Âl-i İmran Sûresi 16 - 22. Ayetler
16. Onlar ki. Ey Rabbimiz! Biz muhakkak iman ettik, artık bizim için günahlarımızı bağışla ve bizleri o ateş azâbından koru, derler.
17. Onlar, sabır edicilerdir, sadıktırlar, ibâdetlere devam edenlerdir, infak edenlerdir, seher vakitlerinde de istiğfarda bulunanlardır.
18. Allah Teâlâ, kendisinden başka bir ilâh bulunmadığına adâletle kaim olarak şahitlik etmiştir. Melekler de, İlim sâhipleri de şahitlikte bulunmuşlardır. O aziz, hakimden başka asla bir ilâh yoktur.
19. Şüphe yok ki: Allah katında din, İslâm'dan ibârettir.

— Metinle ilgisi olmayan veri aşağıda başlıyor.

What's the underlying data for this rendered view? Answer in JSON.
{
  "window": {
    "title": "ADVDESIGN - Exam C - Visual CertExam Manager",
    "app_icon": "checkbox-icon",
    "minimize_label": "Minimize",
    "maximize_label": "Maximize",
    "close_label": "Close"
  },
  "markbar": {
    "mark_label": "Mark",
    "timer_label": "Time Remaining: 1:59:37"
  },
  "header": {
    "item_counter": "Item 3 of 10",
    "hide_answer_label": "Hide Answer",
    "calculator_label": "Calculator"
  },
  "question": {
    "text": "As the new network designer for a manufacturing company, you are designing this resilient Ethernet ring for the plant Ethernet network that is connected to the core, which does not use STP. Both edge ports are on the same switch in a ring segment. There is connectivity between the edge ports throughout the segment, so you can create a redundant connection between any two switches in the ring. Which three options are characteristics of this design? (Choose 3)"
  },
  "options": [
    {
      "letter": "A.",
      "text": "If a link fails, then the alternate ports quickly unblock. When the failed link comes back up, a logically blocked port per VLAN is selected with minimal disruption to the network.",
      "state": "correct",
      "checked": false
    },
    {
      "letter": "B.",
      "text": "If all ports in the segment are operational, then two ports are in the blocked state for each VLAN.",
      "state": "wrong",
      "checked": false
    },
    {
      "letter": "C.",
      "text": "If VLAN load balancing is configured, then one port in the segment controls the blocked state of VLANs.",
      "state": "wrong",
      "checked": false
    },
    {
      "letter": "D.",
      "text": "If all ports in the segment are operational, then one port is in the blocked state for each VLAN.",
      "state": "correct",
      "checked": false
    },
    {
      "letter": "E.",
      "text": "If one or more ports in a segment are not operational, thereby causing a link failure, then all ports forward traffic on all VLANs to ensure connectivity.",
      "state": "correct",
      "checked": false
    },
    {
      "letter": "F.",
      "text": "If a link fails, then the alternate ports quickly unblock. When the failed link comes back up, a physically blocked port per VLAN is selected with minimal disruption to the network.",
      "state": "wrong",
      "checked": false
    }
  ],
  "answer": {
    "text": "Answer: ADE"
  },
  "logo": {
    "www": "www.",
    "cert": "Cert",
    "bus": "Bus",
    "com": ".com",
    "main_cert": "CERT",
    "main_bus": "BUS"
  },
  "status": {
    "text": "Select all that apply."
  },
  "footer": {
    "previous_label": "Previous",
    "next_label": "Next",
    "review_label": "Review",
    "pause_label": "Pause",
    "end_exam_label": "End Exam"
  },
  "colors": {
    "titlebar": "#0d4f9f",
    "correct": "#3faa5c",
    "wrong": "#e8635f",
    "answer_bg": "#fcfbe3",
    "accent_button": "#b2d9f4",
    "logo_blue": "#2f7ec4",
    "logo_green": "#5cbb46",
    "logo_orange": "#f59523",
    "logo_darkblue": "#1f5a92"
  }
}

O kendilerine kitap verilmiş olanların ihtilâfta bulunmaları ise kedilerine İlim geldikten sonra sırf aralarındaki hasetten dolayıdır. İmdi her kim Allah’ın âyetlerine küfür ederse, şüphe yok ki Allah Teâlâ hesabı süratli olandır.

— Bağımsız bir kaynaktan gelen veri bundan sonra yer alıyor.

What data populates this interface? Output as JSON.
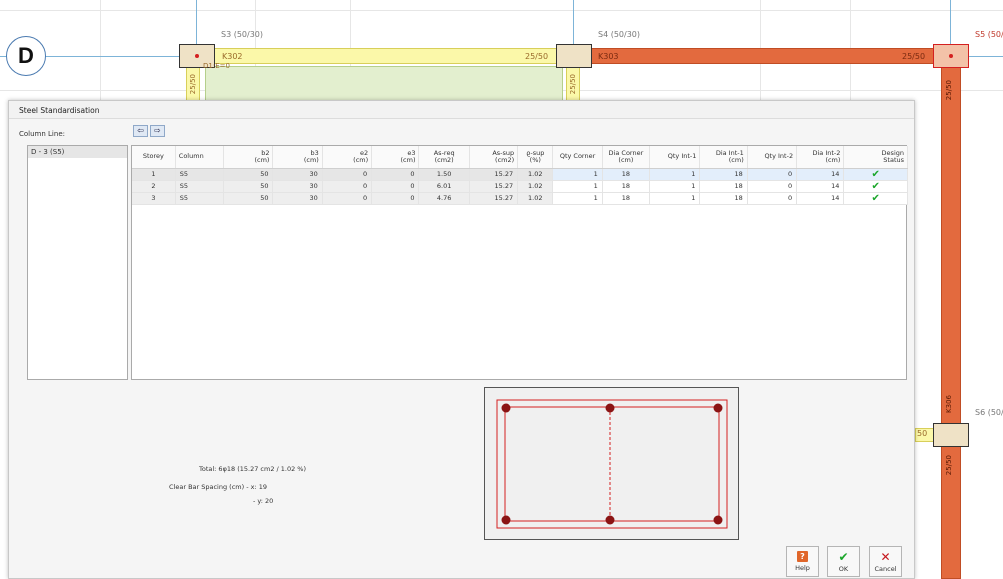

20. Artık seninle mücadelede bulunurlarsa de ki: Ben nefisimi Allah Teâlâ'ya teslim ettim, bana tabi olanlar da. Ve kendilerine kitap verilmiş olanlar ile ümmîlere de deki: İslâmiyeti kabul ettiniz mi? Eğer İslâmiyeti kabul etmişler ise şüphesiz hidayete ermişlerdir Ve eğer kaçınırlarsa senin üzerine lâzım gelen ancak tebliğdir. Allah Teâlâ ise kulları büsbütün görücüdür.
21. O kimseler ki. Allah Teâlâ'nın âyetlerini inkâr ve peygamberleri haksız yere öldürürler ve insanlardan adaletle emredenleri de öldürürler, artık onları elem verici bir azap ile müjdele!
22. İşte onlar, amelleri dünyada da, âhirette de batıl olan kimselerdir. Ve onlar için yardımcılardan bir fert de yoktur.